Had Covid-related deaths been zeroed on the anniversary of the first UK Covid case (according to worldometers.info) we would be currently seeing 11,566 Covid-related deaths, not the 128,896 that our TVs report.
Geoff Moore, Alness, Highland
The ‘’Scotland isn’t England’’ message on Covid restrictions now being promoted by the SNP is aggressively combative.
This is not a message to pass on information to people entering Scotland from other parts of the UK. Instead, this is clearly a sop to placate the lunatic fringes of the SNP
They know a new referendum is off the cards perhaps permanently and so they have to compensate in some way and what better way than to have a go at our southern neighbours, with whom we share this island?

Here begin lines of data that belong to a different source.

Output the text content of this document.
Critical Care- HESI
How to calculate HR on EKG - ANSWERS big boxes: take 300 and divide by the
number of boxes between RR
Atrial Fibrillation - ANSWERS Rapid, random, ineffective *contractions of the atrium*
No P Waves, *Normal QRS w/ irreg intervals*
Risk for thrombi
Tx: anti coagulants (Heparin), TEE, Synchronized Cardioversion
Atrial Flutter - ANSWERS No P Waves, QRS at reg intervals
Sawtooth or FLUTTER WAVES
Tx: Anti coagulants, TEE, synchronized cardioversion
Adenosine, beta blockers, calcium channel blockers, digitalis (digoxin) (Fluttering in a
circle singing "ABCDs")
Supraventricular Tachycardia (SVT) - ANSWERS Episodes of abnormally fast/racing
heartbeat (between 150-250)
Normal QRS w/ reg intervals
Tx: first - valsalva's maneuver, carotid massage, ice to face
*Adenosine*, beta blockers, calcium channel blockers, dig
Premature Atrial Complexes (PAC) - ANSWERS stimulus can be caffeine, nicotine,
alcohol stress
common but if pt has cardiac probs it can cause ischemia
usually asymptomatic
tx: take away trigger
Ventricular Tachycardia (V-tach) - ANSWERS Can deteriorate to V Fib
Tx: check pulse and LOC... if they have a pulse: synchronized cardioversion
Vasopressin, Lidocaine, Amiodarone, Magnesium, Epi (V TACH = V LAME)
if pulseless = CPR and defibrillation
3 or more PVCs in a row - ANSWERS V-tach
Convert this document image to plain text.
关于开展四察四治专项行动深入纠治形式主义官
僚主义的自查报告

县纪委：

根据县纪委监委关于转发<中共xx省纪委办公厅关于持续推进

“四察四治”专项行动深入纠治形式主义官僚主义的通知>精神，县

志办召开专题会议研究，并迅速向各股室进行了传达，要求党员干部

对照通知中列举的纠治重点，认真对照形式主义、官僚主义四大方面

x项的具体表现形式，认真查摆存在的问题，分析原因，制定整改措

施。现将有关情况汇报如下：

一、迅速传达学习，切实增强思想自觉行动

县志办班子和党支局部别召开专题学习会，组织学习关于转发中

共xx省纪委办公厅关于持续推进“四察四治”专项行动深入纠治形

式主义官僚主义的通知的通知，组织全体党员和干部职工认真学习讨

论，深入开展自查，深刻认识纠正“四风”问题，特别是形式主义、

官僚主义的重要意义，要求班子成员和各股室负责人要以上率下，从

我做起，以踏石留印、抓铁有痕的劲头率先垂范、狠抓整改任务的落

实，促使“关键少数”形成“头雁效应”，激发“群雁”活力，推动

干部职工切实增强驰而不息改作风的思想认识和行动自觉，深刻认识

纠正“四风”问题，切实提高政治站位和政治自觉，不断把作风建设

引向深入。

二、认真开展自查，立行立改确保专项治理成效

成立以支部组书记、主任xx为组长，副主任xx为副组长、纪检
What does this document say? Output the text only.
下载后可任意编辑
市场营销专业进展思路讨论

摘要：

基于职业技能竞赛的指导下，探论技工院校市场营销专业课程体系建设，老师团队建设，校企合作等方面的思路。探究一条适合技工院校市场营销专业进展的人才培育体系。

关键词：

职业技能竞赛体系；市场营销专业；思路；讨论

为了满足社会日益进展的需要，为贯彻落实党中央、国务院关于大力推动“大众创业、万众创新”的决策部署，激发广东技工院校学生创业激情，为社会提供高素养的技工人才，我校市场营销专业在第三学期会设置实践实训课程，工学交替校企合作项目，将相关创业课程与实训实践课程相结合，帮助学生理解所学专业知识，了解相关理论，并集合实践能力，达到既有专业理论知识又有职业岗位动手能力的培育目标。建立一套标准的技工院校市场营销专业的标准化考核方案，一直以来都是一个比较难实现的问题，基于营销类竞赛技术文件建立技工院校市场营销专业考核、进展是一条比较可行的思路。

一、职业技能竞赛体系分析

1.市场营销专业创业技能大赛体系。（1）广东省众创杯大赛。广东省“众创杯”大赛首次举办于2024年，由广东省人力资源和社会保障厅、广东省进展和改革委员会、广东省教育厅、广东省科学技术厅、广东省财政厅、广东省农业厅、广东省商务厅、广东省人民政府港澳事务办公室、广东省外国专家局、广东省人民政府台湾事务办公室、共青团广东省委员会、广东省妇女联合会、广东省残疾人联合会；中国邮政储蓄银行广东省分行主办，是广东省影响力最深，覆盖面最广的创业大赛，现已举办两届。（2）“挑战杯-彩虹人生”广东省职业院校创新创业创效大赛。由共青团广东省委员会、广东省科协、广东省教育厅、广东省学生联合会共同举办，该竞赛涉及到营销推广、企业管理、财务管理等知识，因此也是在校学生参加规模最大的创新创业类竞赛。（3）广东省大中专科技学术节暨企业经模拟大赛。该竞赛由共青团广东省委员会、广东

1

Alexander McKay, Edinburgh
Edinburgh-based novelist Lucy Ellmann, in her tortuous rambling Things Are Against Us, has called JK Rowling and Alexander McCall Smith "the Betty Boop and Mickey Mouse of Scottish letters".
Clearly Ms Ellmann is not familiar with JK Rowling's alter ego Robert Galbraith – surely she qualifies ergo as both the Betty Boop and Mickey Mouse of Scottish letters?
However, anyone familiar with The Worst Witch, The Sandman, Red Dwarf, Star Wars and especially Buffy The Vampire Slayer knows Rowling more as the Thomas Edison of Scottish letters – since he was also a master of passing off everyone else's original ideas as their own.